Elton Dean ha attraversato con grande stile la musica britannica degli ultimi quarant'anni. Il tutto partì con i primi timidi tentativi di rhythm and blues europeo con i Bluesology di Long John Baldry, dove il suo nome di battesimo (Elton) servì come spunto, assieme a quello del leader del gruppo, John, per il giovanissimo pianista Reg Dwight alla ricerca di un efficace nome d'arte (e non si può dire che la scelta non sia stata azzeccata, almeno dal punto di vista del ritorno economico...). Poi Dean si spostò sempre più verso il jazz e ottenne grande visibilità dapprima con il gruppo di Keith Tippett e poi soprattutto con i Soft Machine colti nel loro momento più esaltante, fra la fine degli anni sessanta e gli inizi del decennio successivo.

Proprio dalla fine di questa esperienza nascono i Just Us, diretti dallo stesso Elton Dean, una formazione dalle grandissime potenzialità che si scontrò con l'indifferenza di discografici ormai orientati a spingere soprattutto il jazz-rock e il progressive barocco di altri gruppi contemporanei.
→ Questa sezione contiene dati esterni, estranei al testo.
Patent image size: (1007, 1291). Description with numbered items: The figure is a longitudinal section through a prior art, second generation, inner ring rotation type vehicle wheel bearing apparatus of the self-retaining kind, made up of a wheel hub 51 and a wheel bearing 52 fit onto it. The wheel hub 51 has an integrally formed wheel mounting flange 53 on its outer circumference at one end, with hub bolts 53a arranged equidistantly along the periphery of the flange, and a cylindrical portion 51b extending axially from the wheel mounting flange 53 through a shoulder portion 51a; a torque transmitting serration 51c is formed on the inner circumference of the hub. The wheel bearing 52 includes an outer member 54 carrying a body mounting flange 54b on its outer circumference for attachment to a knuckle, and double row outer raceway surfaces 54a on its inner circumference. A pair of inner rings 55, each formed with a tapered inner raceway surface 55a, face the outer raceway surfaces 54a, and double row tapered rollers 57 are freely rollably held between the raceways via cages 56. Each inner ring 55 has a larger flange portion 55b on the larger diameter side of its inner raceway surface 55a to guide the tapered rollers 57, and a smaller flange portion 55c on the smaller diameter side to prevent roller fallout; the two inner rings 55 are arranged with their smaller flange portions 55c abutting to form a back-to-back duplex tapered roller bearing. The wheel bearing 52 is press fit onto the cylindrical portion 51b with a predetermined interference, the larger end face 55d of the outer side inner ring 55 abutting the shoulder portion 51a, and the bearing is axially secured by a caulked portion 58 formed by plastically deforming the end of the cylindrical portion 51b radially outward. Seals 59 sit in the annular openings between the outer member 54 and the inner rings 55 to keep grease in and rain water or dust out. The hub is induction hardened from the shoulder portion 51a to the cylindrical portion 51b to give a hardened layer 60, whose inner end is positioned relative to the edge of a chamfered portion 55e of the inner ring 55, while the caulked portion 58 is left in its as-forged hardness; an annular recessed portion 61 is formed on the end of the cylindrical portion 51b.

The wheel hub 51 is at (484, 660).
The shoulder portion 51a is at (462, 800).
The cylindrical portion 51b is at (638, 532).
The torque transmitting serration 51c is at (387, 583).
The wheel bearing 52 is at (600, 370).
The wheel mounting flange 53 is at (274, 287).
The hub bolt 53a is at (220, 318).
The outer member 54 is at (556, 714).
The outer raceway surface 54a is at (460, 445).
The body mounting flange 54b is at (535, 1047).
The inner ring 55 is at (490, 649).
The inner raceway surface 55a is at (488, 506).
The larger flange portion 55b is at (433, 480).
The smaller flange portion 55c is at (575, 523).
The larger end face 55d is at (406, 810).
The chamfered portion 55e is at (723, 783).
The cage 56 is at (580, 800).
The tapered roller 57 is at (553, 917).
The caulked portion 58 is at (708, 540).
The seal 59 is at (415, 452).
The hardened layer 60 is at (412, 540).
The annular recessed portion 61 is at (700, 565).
Il gruppo si sciolse abbastanza presto e dalle sue ceneri uscirono due band che vedevano sempre il saxonista come leader: da una parte il suo quartetto, gruppo di impronta solida col quale Elton Dean portò avanti la sua vena più coltraniana, dall'altra la formazione allargata denominata Ninesense che servì invece da veicolo per le escursioni in territori più vicini allo spirito della Brotherhood of Breath di Chris McGregor e anche, perché no, come estensione della esperienza del sestetto di Keith Tippett, un gruppo che avrebbe meritato decisamente miglior fortuna.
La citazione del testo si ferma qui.